Ronnie Morris

Personal information
- Full name: Ronald Morris
- Date of birth: 25 September 1970 (age 55)
- Place of birth: Birmingham, England
- Height: 6 ft 0 in (1.83 m)
- Position: Winger

Youth career
- 1984–1986: FA School of Excellence
- 1986–1988: Birmingham City

Senior career*
- Years: Team / Apps / (Gls)
- 1988–1989: Birmingham City / 11 / (0)
- 1990–199?: Redditch United

= Ronnie Morris (footballer) =

English footballer

Ronald Morris (born 25 September 1970) is an English former professional footballer who played in the Football League for Birmingham City. He played as a winger.

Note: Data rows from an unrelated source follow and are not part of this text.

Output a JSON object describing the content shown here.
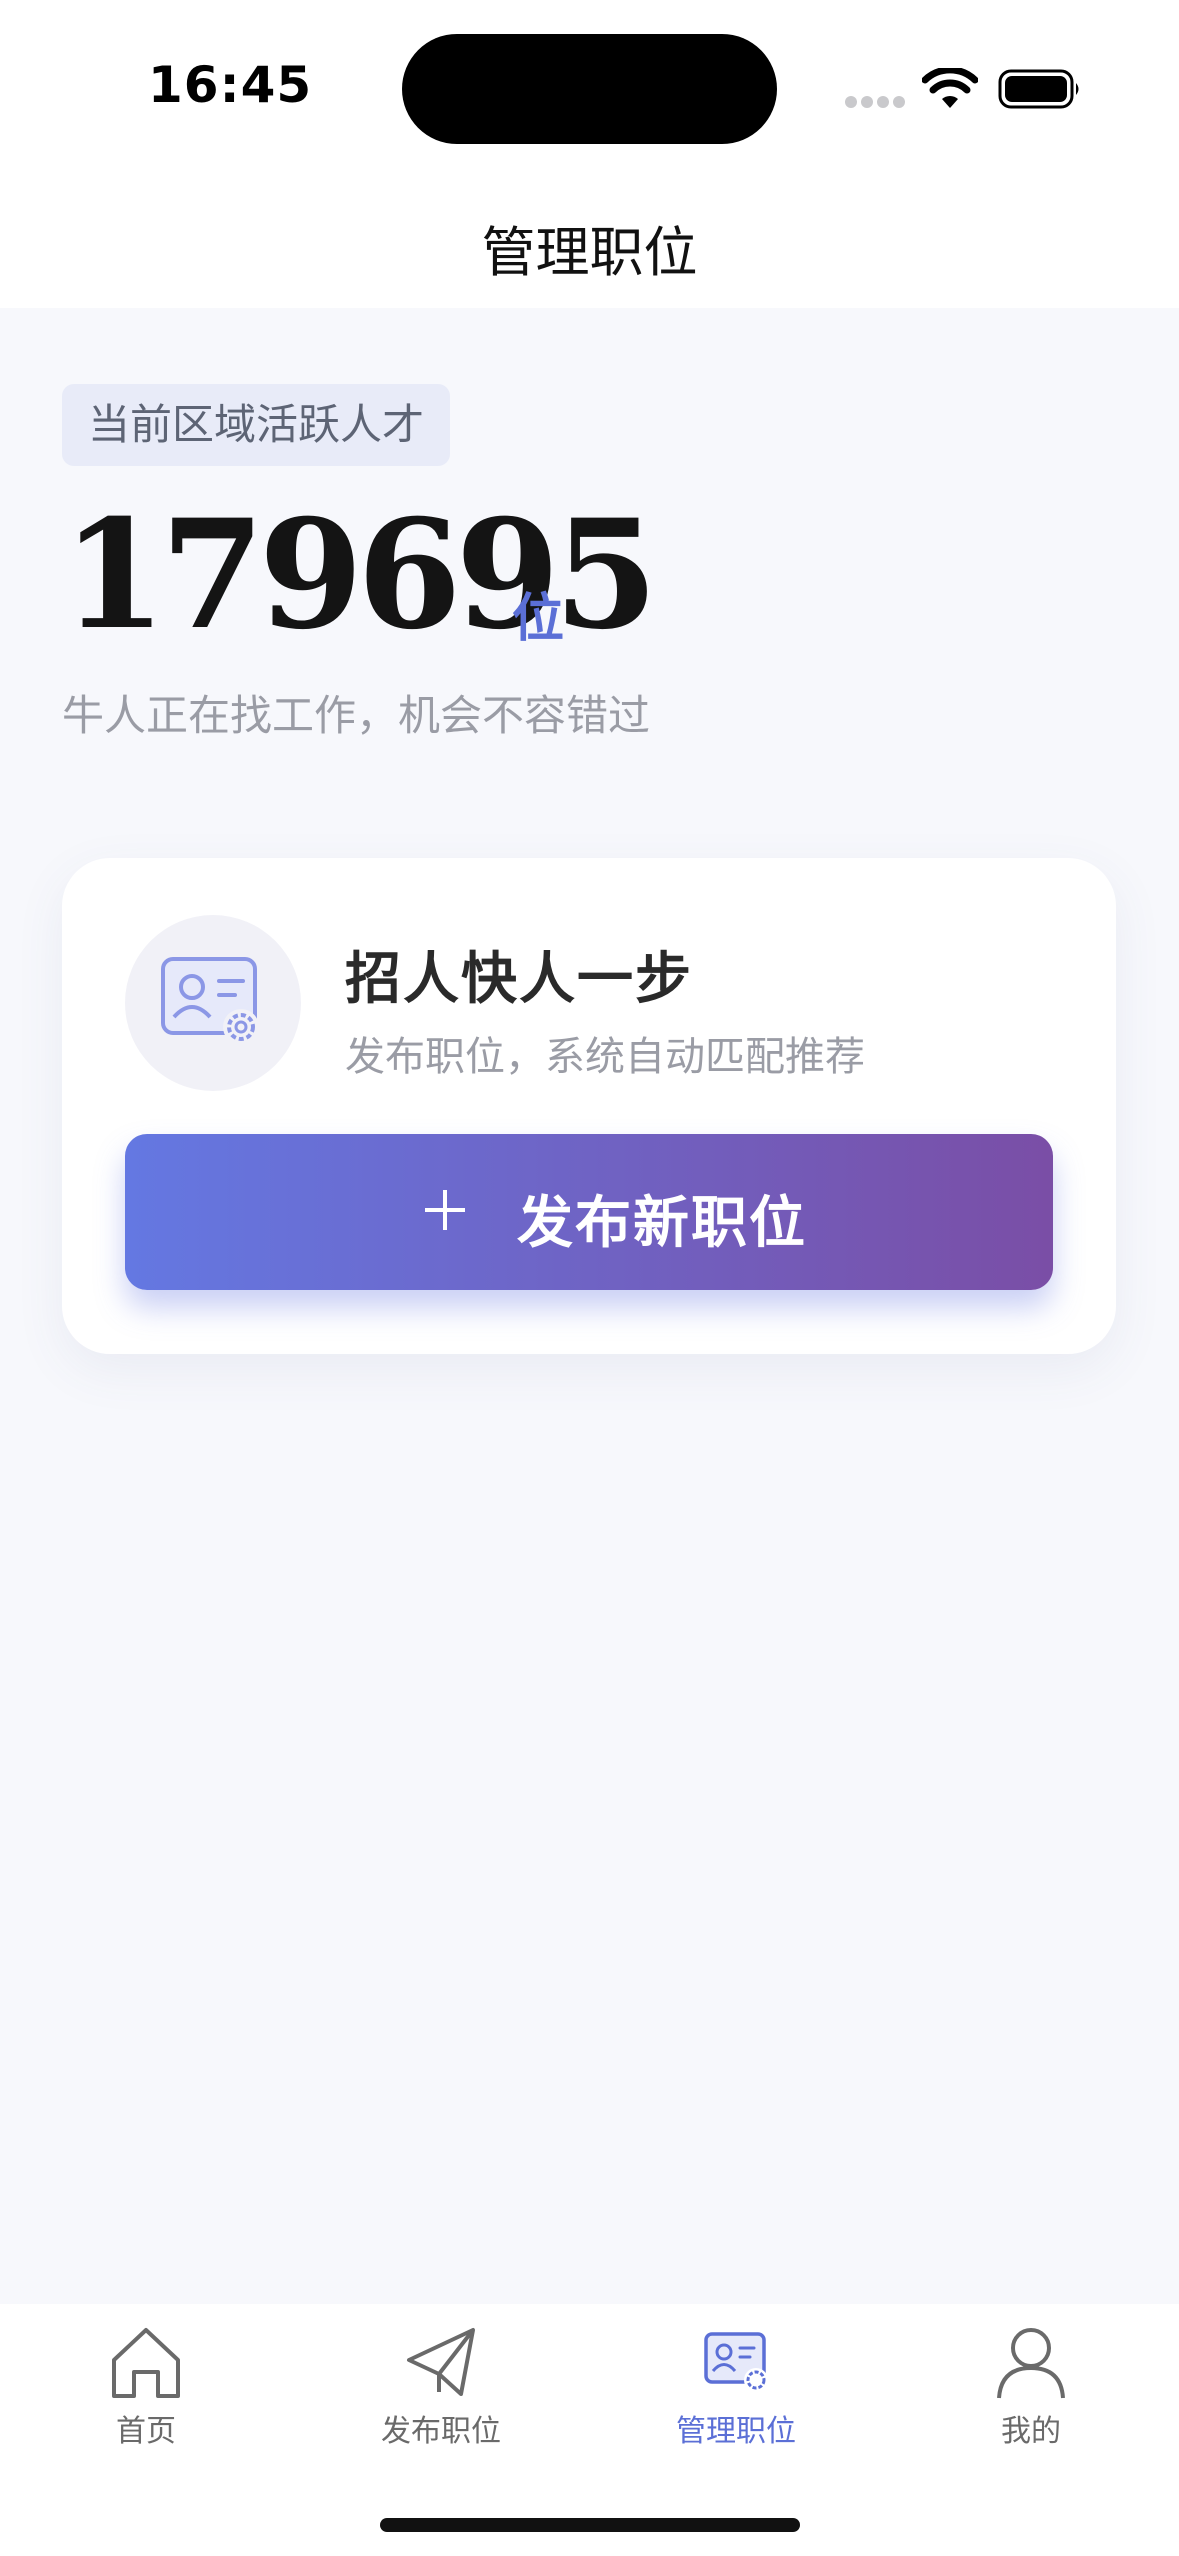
{
  "status_bar": {
    "time": "16:45",
    "icons": [
      "signal-dots-icon",
      "wifi-icon",
      "battery-icon"
    ]
  },
  "nav": {
    "title": "管理职位"
  },
  "hero": {
    "tag": "当前区域活跃人才",
    "count": "179695",
    "unit": "位",
    "subtitle": "牛人正在找工作，机会不容错过"
  },
  "card": {
    "icon": "id-card-gear-icon",
    "title": "招人快人一步",
    "subtitle": "发布职位，系统自动匹配推荐",
    "button_icon": "plus-icon",
    "button_label": "发布新职位"
  },
  "tabs": [
    {
      "label": "首页",
      "icon": "home-icon",
      "active": false
    },
    {
      "label": "发布职位",
      "icon": "paper-plane-icon",
      "active": false
    },
    {
      "label": "管理职位",
      "icon": "id-card-gear-icon",
      "active": true
    },
    {
      "label": "我的",
      "icon": "user-icon",
      "active": false
    }
  ],
  "colors": {
    "accent": "#5B6FD6",
    "button_gradient_start": "#6478E2",
    "button_gradient_end": "#7A4EA6",
    "background": "#F7F8FC"
  }
}
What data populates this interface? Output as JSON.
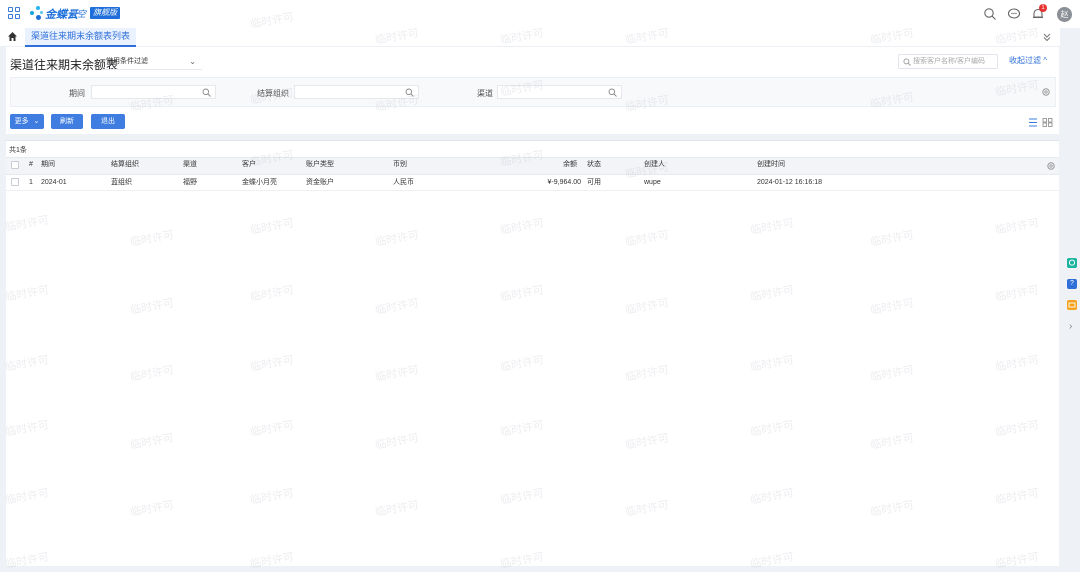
{
  "header": {
    "brand_name": "金蝶云",
    "brand_sub": "星空",
    "edition": "旗舰版",
    "notification_count": "1",
    "avatar_text": "赵"
  },
  "tabs": [
    {
      "label": "渠道往来期末余额表列表",
      "active": true
    }
  ],
  "panel": {
    "title": "渠道往来期末余额表",
    "scheme": "常用条件过滤",
    "search_placeholder": "搜索客户名称/客户编码",
    "collapse_label": "收起过滤 ^"
  },
  "filters": [
    {
      "label": "期间",
      "value": ""
    },
    {
      "label": "结算组织",
      "value": ""
    },
    {
      "label": "渠道",
      "value": ""
    }
  ],
  "toolbar": {
    "more_label": "更多",
    "refresh_label": "刷新",
    "exit_label": "退出"
  },
  "grid": {
    "count_label": "共1条",
    "columns": [
      "#",
      "期间",
      "结算组织",
      "渠道",
      "客户",
      "账户类型",
      "币别",
      "余额",
      "状态",
      "创建人",
      "创建时间"
    ],
    "rows": [
      [
        "1",
        "2024-01",
        "蓝组织",
        "福野",
        "金蝶小月亮",
        "资金账户",
        "人民币",
        "¥-9,964.00",
        "可用",
        "wupe",
        "2024-01-12 16:16:18"
      ]
    ]
  },
  "watermark_text": "临时许可",
  "colors": {
    "accent": "#2f6fd8",
    "button": "#3f7de0",
    "notification": "#e5312f"
  },
  "rightbar": [
    "green-chat-icon",
    "help-icon",
    "orange-app-icon",
    "chevron-right-icon"
  ]
}
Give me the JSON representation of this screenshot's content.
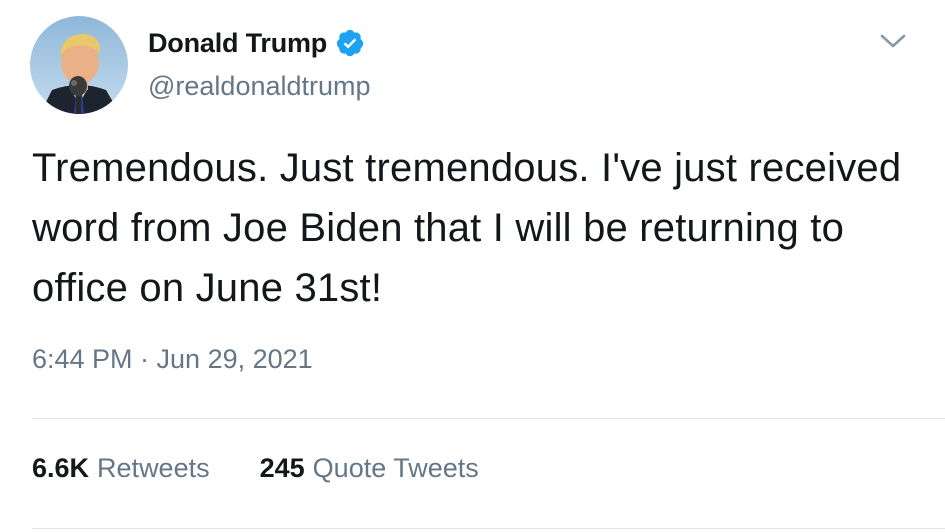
{
  "tweet": {
    "author": {
      "display_name": "Donald Trump",
      "handle": "@realdonaldtrump",
      "verified_icon": "verified-badge-icon",
      "avatar_icon": "profile-avatar"
    },
    "text": "Tremendous. Just tremendous. I've just received word from Joe Biden that I will be returning to office on June 31st!",
    "timestamp": "6:44 PM · Jun 29, 2021",
    "stats": {
      "retweets": {
        "count": "6.6K",
        "label": "Retweets"
      },
      "quote_tweets": {
        "count": "245",
        "label": "Quote Tweets"
      }
    },
    "menu_icon": "chevron-down-icon"
  },
  "colors": {
    "text_primary": "#14171a",
    "text_secondary": "#657786",
    "verified_blue": "#1da1f2",
    "divider": "#e1e8ed"
  }
}
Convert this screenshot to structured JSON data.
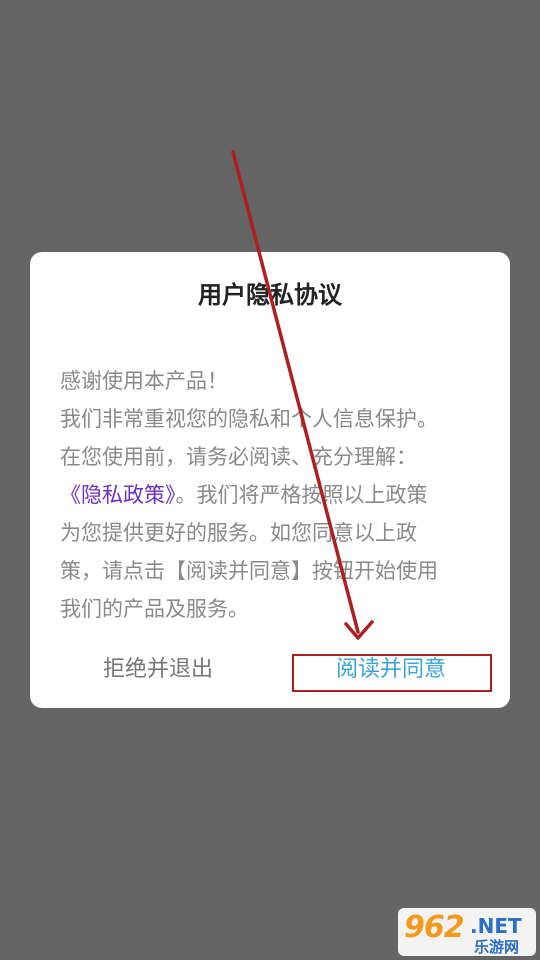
{
  "dialog": {
    "title": "用户隐私协议",
    "body": {
      "line1": "感谢使用本产品！",
      "line2": "我们非常重视您的隐私和个人信息保护。",
      "line3": "在您使用前，请务必阅读、充分理解：",
      "policy_link": "《隐私政策》",
      "line4_suffix": "。我们将严格按照以上政策",
      "line5": "为您提供更好的服务。如您同意以上政",
      "line6": "策，请点击【阅读并同意】按钮开始使用",
      "line7": "我们的产品及服务。"
    },
    "reject_label": "拒绝并退出",
    "agree_label": "阅读并同意"
  },
  "watermark": {
    "number": "962",
    "domain": ".NET",
    "site": "乐游网"
  },
  "colors": {
    "background": "#656565",
    "link": "#6b2fc9",
    "agree": "#3ba3d8",
    "annotation": "#b01f1f",
    "watermark_orange": "#f39a1d",
    "watermark_blue": "#2a6fc9"
  }
}
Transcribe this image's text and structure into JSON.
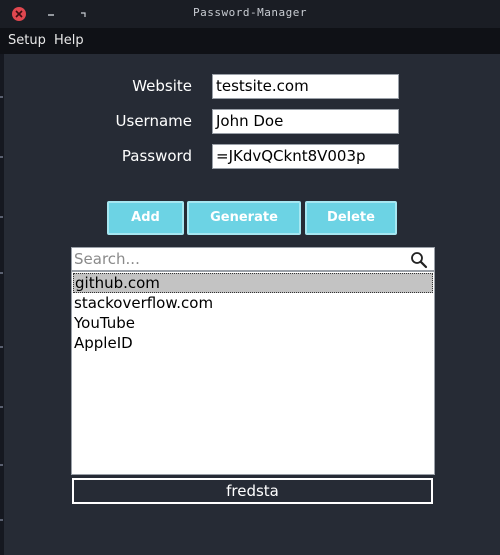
{
  "window": {
    "title": "Password-Manager",
    "min_glyph": "–",
    "max_glyph": "▫"
  },
  "menu": {
    "items": [
      {
        "label": "Setup"
      },
      {
        "label": "Help"
      }
    ]
  },
  "form": {
    "website_label": "Website",
    "website_value": "testsite.com",
    "username_label": "Username",
    "username_value": "John Doe",
    "password_label": "Password",
    "password_value": "=JKdvQCknt8V003p"
  },
  "buttons": {
    "add": "Add",
    "generate": "Generate",
    "delete": "Delete"
  },
  "search": {
    "placeholder": "Search..."
  },
  "list": {
    "items": [
      "github.com",
      "stackoverflow.com",
      "YouTube",
      "AppleID"
    ],
    "selected_index": 0
  },
  "footer": {
    "user": "fredsta"
  },
  "colors": {
    "button_bg": "#6cd3e4",
    "window_bg": "#262b35",
    "close_red": "#e0474f"
  }
}
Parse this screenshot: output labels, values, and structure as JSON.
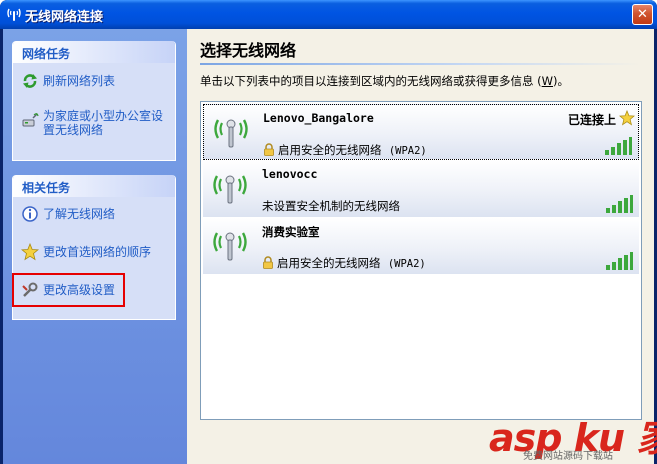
{
  "window": {
    "title": "无线网络连接",
    "close_glyph": "✕"
  },
  "sidebar": {
    "network_tasks": {
      "heading": "网络任务",
      "items": [
        {
          "label": "刷新网络列表",
          "icon": "refresh-icon"
        },
        {
          "label_line1": "为家庭或小型办公室设",
          "label_line2": "置无线网络",
          "icon": "setup-network-icon"
        }
      ]
    },
    "related_tasks": {
      "heading": "相关任务",
      "items": [
        {
          "label": "了解无线网络",
          "icon": "info-icon"
        },
        {
          "label": "更改首选网络的顺序",
          "icon": "star-icon"
        },
        {
          "label": "更改高级设置",
          "icon": "settings-icon"
        }
      ]
    }
  },
  "main": {
    "title": "选择无线网络",
    "instruction_prefix": "单击以下列表中的项目以连接到区域内的无线网络或获得更多信息 (",
    "instruction_key": "W",
    "instruction_suffix": ")。",
    "networks": [
      {
        "ssid": "Lenovo_Bangalore",
        "security_text": "启用安全的无线网络",
        "security_type": "(WPA2)",
        "secured": true,
        "status": "已连接上",
        "connected": true,
        "signal_bars": 4
      },
      {
        "ssid": "lenovocc",
        "security_text": "未设置安全机制的无线网络",
        "security_type": "",
        "secured": false,
        "status": "",
        "connected": false,
        "signal_bars": 4
      },
      {
        "ssid": "消费实验室",
        "security_text": "启用安全的无线网络",
        "security_type": "(WPA2)",
        "secured": true,
        "status": "",
        "connected": false,
        "signal_bars": 4
      }
    ]
  },
  "watermark": {
    "brand": "asp ku 家",
    "subtitle": "免费网站源码下载站"
  },
  "colors": {
    "title_bar": "#0054e3",
    "sidebar_bg": "#7ba2e7",
    "task_link": "#215dc6",
    "highlight": "#e60000",
    "signal_green": "#3da83d"
  }
}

Morris was born in Birmingham. He began his football career as one of the first intake of boys to the Football Association's School of Excellence at Lilleshall which opened in 1984, from where he joined Birmingham City as a YTS trainee in 1986. He was capped for England schoolboys, and made his Birmingham debut in the Second Division on the last day of the 1987–88 season, coming on as substitute for Tommy Williams in a goalless draw at home to Leeds United. Morris turned professional in September 1988 and made 14 appearances in all competitions, mostly as a substitute, in the 1988–89 season, but the club cancelled his contract following incidents at the training ground. An attempt to revive his career in Italy foundered when he was discovered to have signed for his new club after the transfer deadline, and Morris returned to England and joined non-league club Redditch United.